- Born: Sabuj Sheikh c. 1986 Savar, Dhaka, Bangladesh
- Died: March 24, 2026 (aged 39–40) Shahbag, Dhaka, Bangladesh
- Other names: Mashiur Rahman Khan Samrat Tiger Samrat Sumon
- Criminal status: Deceased
- Children: 1
- Motive: Resentment of "immorality"
- Criminal charge: Murder

Details
- Victims: 6
- Span of crimes: 2025–2026
- Country: Bangladesh
- Location: Savar
- Killed: 6
- Date apprehended: January 18, 2026
- Imprisoned at: Dhaka Central Jail

= Psycho Samrat =

Bangladeshi serial killer

Sabuj Sheikh (সবুজ শেখ; born c. 1985–86), known as Psycho Samrat (সাইকো সম্রাট) or Tiger Samrat (টাইগার সম্রাট), initially reported under the pseudonym Mashiur Rahman Khan Samrat (মশিউর রহমান খান সম্রাট), was a Bangladeshi vagrant and serial killer whom confessed to the murders of six people from 2025 to 2026 after being detained.

== Background ==
Sabuj Sheikh was born approximately around 1986 and is from Savar, Dhaka Division, specifically Savar's Bank Colony Area. His father was a certain Salam from the same area and his mother is a certain Momtaz Begum. Sheikh was a vagrant whom, many locals, including his mother, claimed, is mentally unwell, however, after his arrest, police found no signs or symptoms to suggest that he has a mental illness.

Sheikh had a younger brother, Jibon Sheikh. According to him, Sheikh used to study at a madrasa before dropping out and starting to act unusual. Also according to Jibon Sheikh, when interviewed in January 2026, "Sabuj came home around one month ago after around a two-year-gap. Earlier, Sabuj was sent to a rehab for a few days. He was even in jail for a few days."

According to Momtaz Begum, Sheikh's mother, Sheikh was married once before his wife abandoned him. He has a son.

== Murders ==
On July 4, 2025, the corpse of Asma Begum, a 75-year-old elderly woman, was recovered from behind a tea shop near the Savar Model Mosque in the afternoon.

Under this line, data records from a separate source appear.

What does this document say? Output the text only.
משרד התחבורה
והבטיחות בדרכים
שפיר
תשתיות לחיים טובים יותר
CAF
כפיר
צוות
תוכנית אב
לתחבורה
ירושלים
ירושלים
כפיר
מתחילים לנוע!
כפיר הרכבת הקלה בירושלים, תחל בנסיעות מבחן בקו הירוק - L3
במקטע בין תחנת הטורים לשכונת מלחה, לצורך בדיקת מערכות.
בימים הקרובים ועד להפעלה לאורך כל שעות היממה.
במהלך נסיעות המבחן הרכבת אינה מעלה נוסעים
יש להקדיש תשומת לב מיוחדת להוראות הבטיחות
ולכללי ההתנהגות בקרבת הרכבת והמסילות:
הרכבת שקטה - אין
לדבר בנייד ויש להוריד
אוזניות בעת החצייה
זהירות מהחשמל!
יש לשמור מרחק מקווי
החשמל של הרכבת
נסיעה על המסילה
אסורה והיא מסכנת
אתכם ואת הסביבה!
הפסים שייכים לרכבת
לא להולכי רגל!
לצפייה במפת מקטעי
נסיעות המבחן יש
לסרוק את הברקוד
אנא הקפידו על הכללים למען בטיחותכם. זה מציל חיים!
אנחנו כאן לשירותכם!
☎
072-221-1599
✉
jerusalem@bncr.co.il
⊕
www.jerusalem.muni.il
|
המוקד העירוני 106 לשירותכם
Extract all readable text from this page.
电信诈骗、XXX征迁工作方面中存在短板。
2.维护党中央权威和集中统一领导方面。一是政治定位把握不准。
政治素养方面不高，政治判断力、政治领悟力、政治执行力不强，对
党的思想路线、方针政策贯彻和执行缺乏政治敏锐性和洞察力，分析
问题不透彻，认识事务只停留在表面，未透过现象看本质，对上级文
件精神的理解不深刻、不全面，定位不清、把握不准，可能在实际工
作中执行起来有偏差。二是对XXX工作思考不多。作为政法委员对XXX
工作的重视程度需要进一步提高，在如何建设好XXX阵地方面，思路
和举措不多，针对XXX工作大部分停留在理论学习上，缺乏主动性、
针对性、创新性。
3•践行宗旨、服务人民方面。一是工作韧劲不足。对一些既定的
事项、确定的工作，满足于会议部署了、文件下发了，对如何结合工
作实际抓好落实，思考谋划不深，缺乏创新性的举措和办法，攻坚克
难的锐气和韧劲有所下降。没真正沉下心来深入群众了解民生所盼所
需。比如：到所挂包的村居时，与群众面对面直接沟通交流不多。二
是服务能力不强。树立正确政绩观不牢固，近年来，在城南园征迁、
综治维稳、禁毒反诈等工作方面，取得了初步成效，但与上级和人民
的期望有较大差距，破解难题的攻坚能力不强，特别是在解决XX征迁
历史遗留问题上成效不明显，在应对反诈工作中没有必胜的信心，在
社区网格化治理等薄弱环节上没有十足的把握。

A case was filed and she was the first victim of Sheikh's that has been identified.

On August 29, 2025, the half-melted corpse of an unidentified man, around 30 years old, was recovered from the second floor of the abandoned Savar Municipal Community Centre with his hands tied with a towel and a veil tied around his neck. A case was filed the same day at Savar Model Thana.

On October 11, 2025, the corpse of an unidentified woman, around 30 years old, was recovered from near a bathroom on the second floor of the abandoned Savar Municipal Community Centre with her throat slit, police initially suspected that she was killed and the body was dumped there later. A case was filed on October 13.

On December 19, 2025, the half-melted corpse of an unidentified man, around 35 years old, was recovered from a bathroom on the second floor of the abandoned Savar Municipal Community Centre, the state of the corpse made it unidentifiable.

On January 18, 2026, two corpses of an unidentified girl, around 13 years old, and Tania Akhter, a 25-year-old woman, were recovered from a bathroom on the second floor of the abandoned Savar Municipal Community Centre. Both bodies were burnt and, thus, unidentifiable. According to witnesses, a student of Savar College had entered the Savar Municipal Community Centre to "respond to the call of nature" before discovering the burnt corpses and dialing 999.

== Arrest ==
On January 18, 2026, after going through CCTV footage, the Detective Branch detained Sheikh from Savar's Muktir Mor Area for questioning due to him showing suspicious behavior in the footage. Sheikh confessed to the murders of all six victims and was sent to court so the police could receive a 10-day remand to question him further. He was later sent to prison after his confession in court. While his punishment was not mentioned, under Section 302 of Chapter XVI of the Penal Code of 1860, Sheikh could have faced life imprisonment or the death penalty.

According to The Business Standard, Sheikh gave his motivation for the murders, of the female victims at least, as having been out of resentment for women whom, he believed, were involved in "immoral activities" at night.

According to The Daily Star, Sheikh gave his motivation for the murders as being to keep people, specifically people he believed were mentally ill, from living in the area.

== Death ==
On March 23, 2026, while being imprisoned at Dhaka Central Jail in Keraniganj, Sheikh complained about sudden severe chest pain. He was rushed to the Dhaka Medical College Hospital in Shahbag and declared dead by the doctors the next morning.